Doctor’s Meticulous Care Saves a Hero’s Life
Posted on Sep 29, 2011 | 1 comment
Firefighters are usually the ones to save lives. But for firefighter Randy Kelly, it was his family medicine doctor, Dr. Jeffrey Walton, who saved his.
In October 2009, Kelly, who has been a San Francisco Bay Area firefighter for the last 10 years, was in great shape. As well as the outstanding physical fitness required for his job, he was also training for an upcoming trail marathon in Susanville.
“I was at a training class for work and experienced terrible shooting pains in my temples and felt incredibly weak – I had never felt anything like this before,” says Kelly, recalling the moment he knew something was terribly wrong with his health.
He headed over to the local hospital emergency room where he was tested thoroughly, but nothing was found. Kelly was told to follow up with his regular doctor.
Luckily, he heeded this advice and shortly afterwards, went to see his PAMF family medicine doctor, Jeffrey Walton, M.D., at the Palo Alto Center.
Dr. Walton examined Kelly thoroughly and picked up a heart murmur that he’d not heard previously. He immediately scheduled Kelly for an echocardiogram (ECG or EKG) test, an ultrasound used to examine the heart.
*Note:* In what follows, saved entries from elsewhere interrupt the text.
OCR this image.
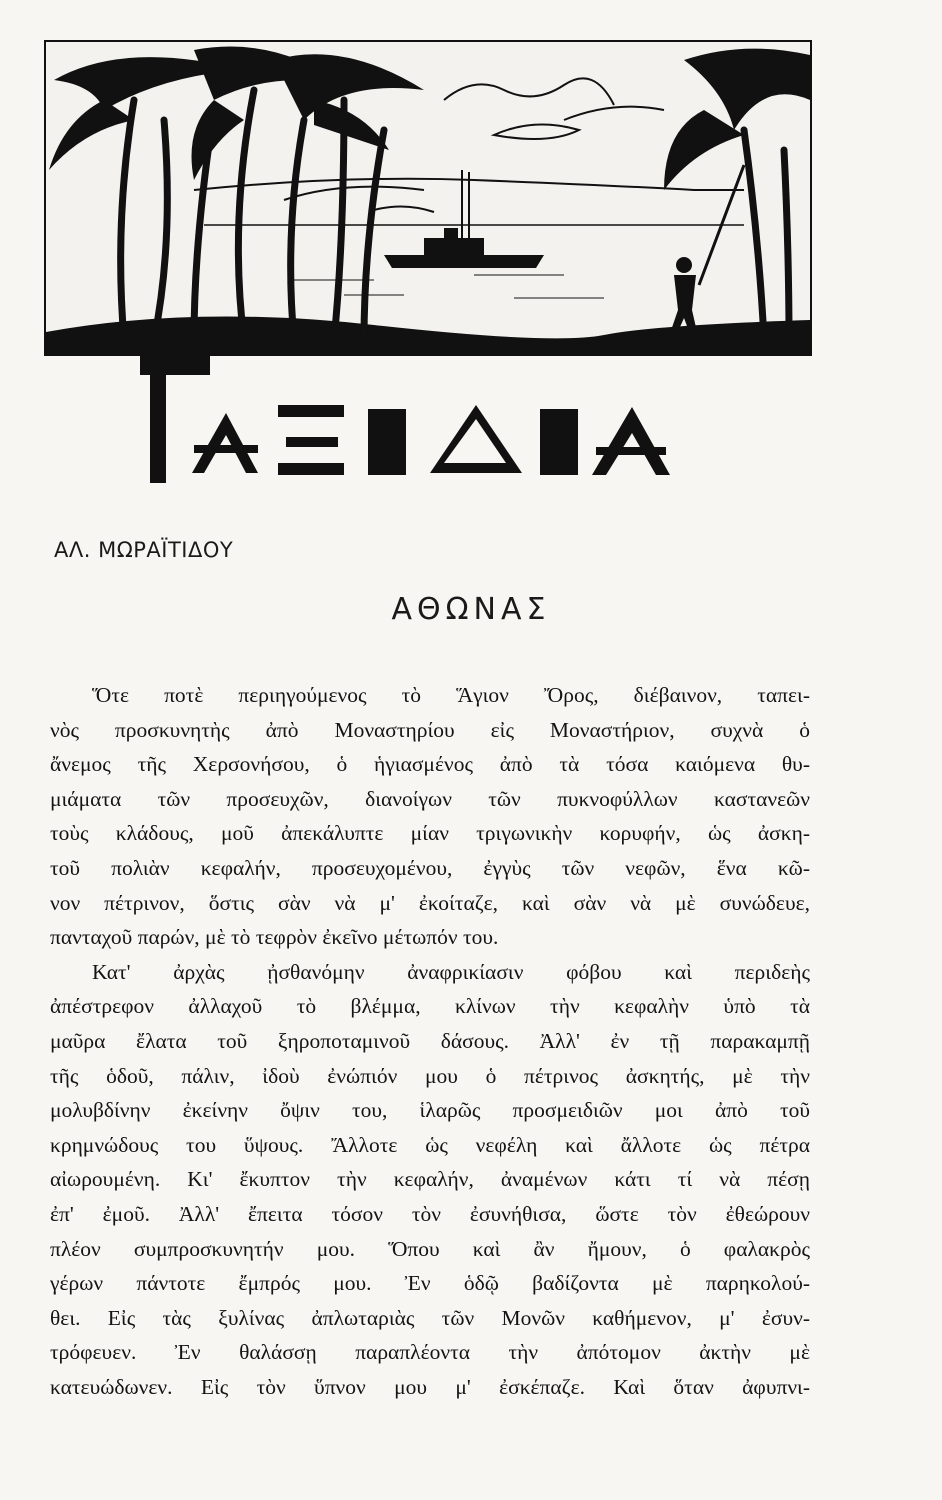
ΑΛ. ΜΩΡΑΪΤΙΔΟΥ
ΑΘΩΝΑΣ
Ὅτε ποτὲ περιηγούμενος τὸ Ἅγιον Ὄρος, διέβαινον, ταπει-
νὸς προσκυνητὴς ἀπὸ Μοναστηρίου εἰς Μοναστήριον, συχνὰ ὁ
ἄνεμος τῆς Χερσονήσου, ὁ ἡγιασμένος ἀπὸ τὰ τόσα καιόμενα θυ-
μιάματα τῶν προσευχῶν, διανοίγων τῶν πυκνοφύλλων καστανεῶν
τοὺς κλάδους, μοῦ ἀπεκάλυπτε μίαν τριγωνικὴν κορυφήν, ὡς ἀσκη-
τοῦ πολιὰν κεφαλήν, προσευχομένου, ἐγγὺς τῶν νεφῶν, ἕνα κῶ-
νον πέτρινον, ὅστις σὰν νὰ μ' ἐκοίταζε, καὶ σὰν νὰ μὲ συνώδευε,
πανταχοῦ παρών, μὲ τὸ τεφρὸν ἐκεῖνο μέτωπόν του.
Κατ' ἀρχὰς ᾐσθανόμην ἀναφρικίασιν φόβου καὶ περιδεὴς
ἀπέστρεφον ἀλλαχοῦ τὸ βλέμμα, κλίνων τὴν κεφαλὴν ὑπὸ τὰ
μαῦρα ἔλατα τοῦ ξηροποταμινοῦ δάσους. Ἀλλ' ἐν τῇ παρακαμπῇ
τῆς ὁδοῦ, πάλιν, ἰδοὺ ἐνώπιόν μου ὁ πέτρινος ἀσκητής, μὲ τὴν
μολυβδίνην ἐκείνην ὄψιν του, ἱλαρῶς προσμειδιῶν μοι ἀπὸ τοῦ
κρημνώδους του ὕψους. Ἄλλοτε ὡς νεφέλη καὶ ἄλλοτε ὡς πέτρα
αἰωρουμένη. Κι' ἔκυπτον τὴν κεφαλήν, ἀναμένων κάτι τί νὰ πέσῃ
ἐπ' ἐμοῦ. Ἀλλ' ἔπειτα τόσον τὸν ἐσυνήθισα, ὥστε τὸν ἐθεώρουν
πλέον συμπροσκυνητήν μου. Ὅπου καὶ ἂν ἤμουν, ὁ φαλακρὸς
γέρων πάντοτε ἔμπρός μου. Ἐν ὁδῷ βαδίζοντα μὲ παρηκολού-
θει. Εἰς τὰς ξυλίνας ἀπλωταριὰς τῶν Μονῶν καθήμενον, μ' ἐσυν-
τρόφευεν. Ἐν θαλάσσῃ παραπλέοντα τὴν ἀπότομον ἀκτὴν μὲ
κατευώδωνεν. Εἰς τὸν ὕπνον μου μ' ἐσκέπαζε. Καὶ ὅταν ἀφυπνι-
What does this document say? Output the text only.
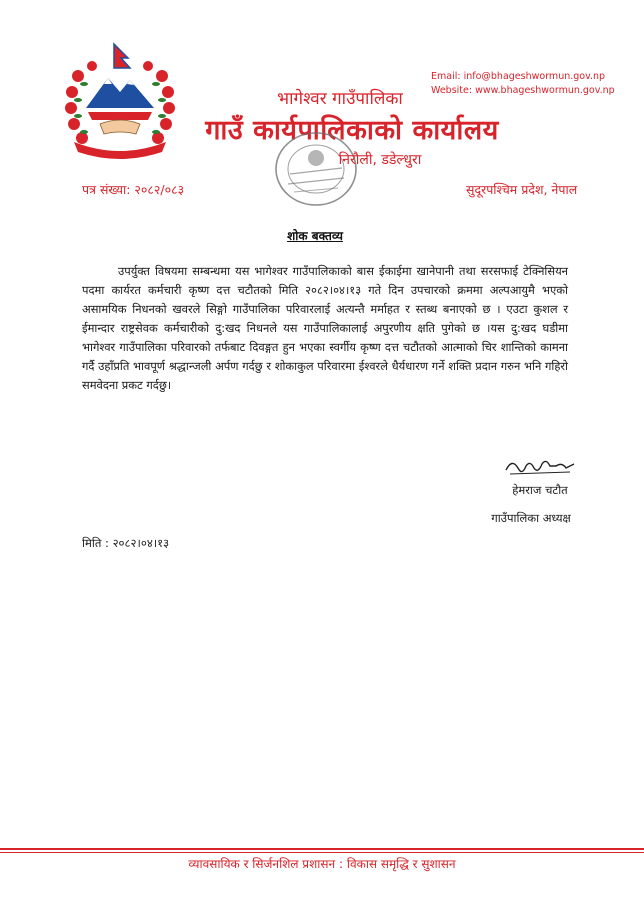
Email: info@bhageshwormun.gov.np
Website: www.bhageshwormun.gov.np
भागेश्वर गाउँपालिका
गाउँ कार्यपालिकाको कार्यालय
निरौली, डडेल्धुरा
पत्र संख्या: २०८२/०८३	सुदूरपश्चिम प्रदेश, नेपाल
शोक बक्तव्य
उपर्युक्त विषयमा सम्बन्धमा यस भागेश्वर गाउँपालिकाको बास ईकाईमा खानेपानी तथा सरसफाई टेक्निसियन पदमा कार्यरत कर्मचारी कृष्ण दत्त चटौतको मिति २०८२।०४।१३ गते दिन उपचारको क्रममा अल्पआयुमै भएको असामयिक निधनको खवरले सिङ्गो गाउँपालिका परिवारलाई अत्यन्तै मर्माहत र स्तब्ध बनाएको छ । एउटा कुशल र ईमान्दार राष्ट्रसेवक कर्मचारीको दु:खद निधनले यस गाउँपालिकालाई अपुरणीय क्षति पुगेको छ ।यस दु:खद घडीमा भागेश्वर गाउँपालिका परिवारको तर्फबाट दिवङ्गत हुन भएका स्वर्गीय कृष्ण दत्त चटौतको आत्माको चिर शान्तिको कामना गर्दै उहाँप्रति भावपूर्ण श्रद्धान्जली अर्पण गर्दछु र शोकाकुल परिवारमा ईश्वरले धैर्यधारण गर्ने शक्ति प्रदान गरुन भनि गहिरो समवेदना प्रकट गर्दछु।
हेमराज चटौत
गाउँपालिका अध्यक्ष
मिति : २०८२।०४।१३
व्यावसायिक र सिर्जनशिल प्रशासन : विकास समृद्धि र सुशासन
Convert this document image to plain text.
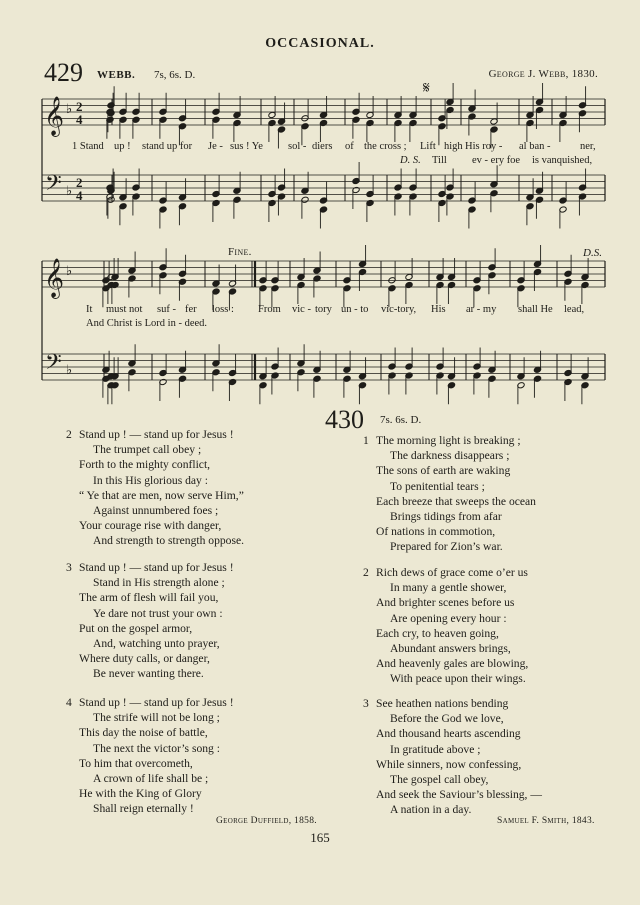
OCCASIONAL.
429 WEBB. 7s, 6s. D.	George J. Webb, 1830.
𝄞
𝄢
♭
♭
2
2
4
4
𝄞
𝄢
♭
♭
1 Stand up ! stand up for Je - sus ! Ye sol - diers of the cross ; Lift high His roy - al ban -	ner,
D. S. Till ev - ery foe is vanquished,
𝄋
Fine.	D.S.
It must not suf - fer loss : From vic - tory un - to vic-tory, His ar - my shall He lead,
And Christ is Lord in - deed.
2 Stand up ! — stand up for Jesus !
The trumpet call obey ;
Forth to the mighty conflict,
In this His glorious day :
“ Ye that are men, now serve Him,”
Against unnumbered foes ;
Your courage rise with danger,
And strength to strength oppose.
3 Stand up ! — stand up for Jesus !
Stand in His strength alone ;
The arm of flesh will fail you,
Ye dare not trust your own :
Put on the gospel armor,
And, watching unto prayer,
Where duty calls, or danger,
Be never wanting there.
4 Stand up ! — stand up for Jesus !
The strife will not be long ;
This day the noise of battle,
The next the victor’s song :
To him that overcometh,
A crown of life shall be ;
He with the King of Glory
Shall reign eternally !
George Duffield, 1858.
430 7s. 6s. D.
1 The morning light is breaking ;
The darkness disappears ;
The sons of earth are waking
To penitential tears ;
Each breeze that sweeps the ocean
Brings tidings from afar
Of nations in commotion,
Prepared for Zion’s war.
2 Rich dews of grace come o’er us
In many a gentle shower,
And brighter scenes before us
Are opening every hour :
Each cry, to heaven going,
Abundant answers brings,
And heavenly gales are blowing,
With peace upon their wings.
3 See heathen nations bending
Before the God we love,
And thousand hearts ascending
In gratitude above ;
While sinners, now confessing,
The gospel call obey,
And seek the Saviour’s blessing, —
A nation in a day.
Samuel F. Smith, 1843.
165
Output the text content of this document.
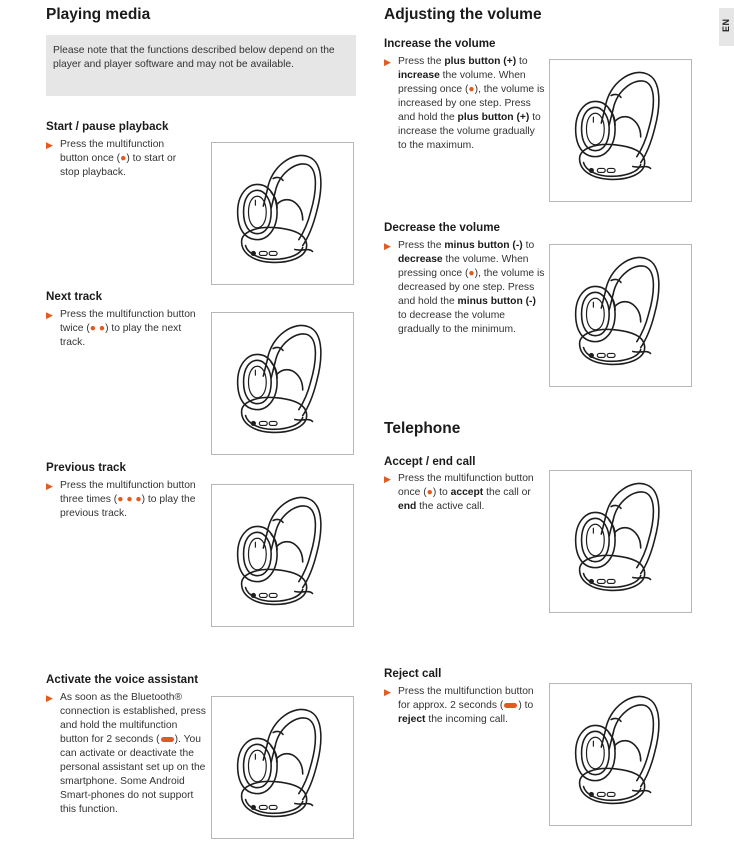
EN
Playing media
Please note that the functions described below depend on the player and player software and may not be available.
Start / pause playback
▶ Press the multifunction button once (●) to start or stop playback.
Next track
▶ Press the multifunction button twice (● ●) to play the next track.
Previous track
▶ Press the multifunction button three times (● ● ●) to play the previous track.
Activate the voice assistant
▶ As soon as the Bluetooth® connection is established, press and hold the multifunction button for 2 seconds ( ). You can activate or deactivate the personal assistant set up on the smartphone. Some Android Smart-phones do not support this function.
Adjusting the volume
Increase the volume
▶ Press the plus button (+) to increase the volume. When pressing once (●), the volume is increased by one step. Press and hold the plus button (+) to increase the volume gradually to the maximum.
Decrease the volume
▶ Press the minus button (-) to decrease the volume. When pressing once (●), the volume is decreased by one step. Press and hold the minus button (-) to decrease the volume gradually to the minimum.
Telephone
Accept / end call
▶ Press the multifunction button once (●) to accept the call or end the active call.
Reject call
▶ Press the multifunction button for approx. 2 seconds ( ) to reject the incoming call.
Kelly had no idea how this simple test ordered by his family medicine doctor would impact his life. He went to the Palo Alto Center cardiac lab for the scheduled echocardiogram and was surprised when the technician suddenly stopped the examination, called her boss to take a look, who then contacted PAMF cardiologist Joel Friedman, M.D.
Dr. Friedman told Kelly that he had an aortic dissection. This rare but serious condition results from a tear in the inner layer of the aorta, the largest artery in the heart that runs from the heart to the stomach. If the aorta ruptures completely, which could happen at any time, it can be fatal.
“When I heard the diagnosis, it was like a punch in the stomach,” Kelly remembers. “As a trained paramedic I knew this was extremely serious. I thought, ‘this is it…I’m dying.’”
Dr. Friedman told Kelly to head over to Stanford hospital without delay, as he would need immediate life-saving surgery.
“Everyone – the technician, her boss and Dr. Friedman – were very calming and supportive but wanted to make sure that I knew I had to take immediate action,” says Kelly.
Although Kelly knew the clock was ticking, he wanted to take care of some very important things first. He drove to the firehouse to let his chief know, to his parent’s home in Redwood City , and then he made a call to one other very special person.
“I called Wendy,” says Kelly. “We’d been great friends for quite awhile. I thought she was beautiful but way out of my league.”
“At this point in my life I was pretty sure that I wasn’t going to survive this and that I had nothing to lose, so I told her that I loved her. There’s nothing like heart surgery to help you realign your priorities! She told me she loved me, too.”
Kelly underwent two surgeries when the first operation to repair the aorta failed and was then replaced during a second surgical procedure. After two-and-a-half weeks in hospital he was well enough to go home.
He married Wendy a year later.
“The day I had the echocardiogram I was scheduled to work afterwards,” remembers Kelly.
“If I had been called out to help at a major car accident or fire, the strain probably would have ruptured my aorta. Not only would that have killed me instantly, but it would also have endangered the life of many other people.”
Kelly can’t thank Dr. Walton enough for detecting his heart murmur the day he went to see him.
“Although it’s hard to say that you like going to the doctor, it’s always good going to see Dr. Walton,” says Kelly. “He’s a great guy, very thorough, and I trust him implicitly. The guy saved my life!”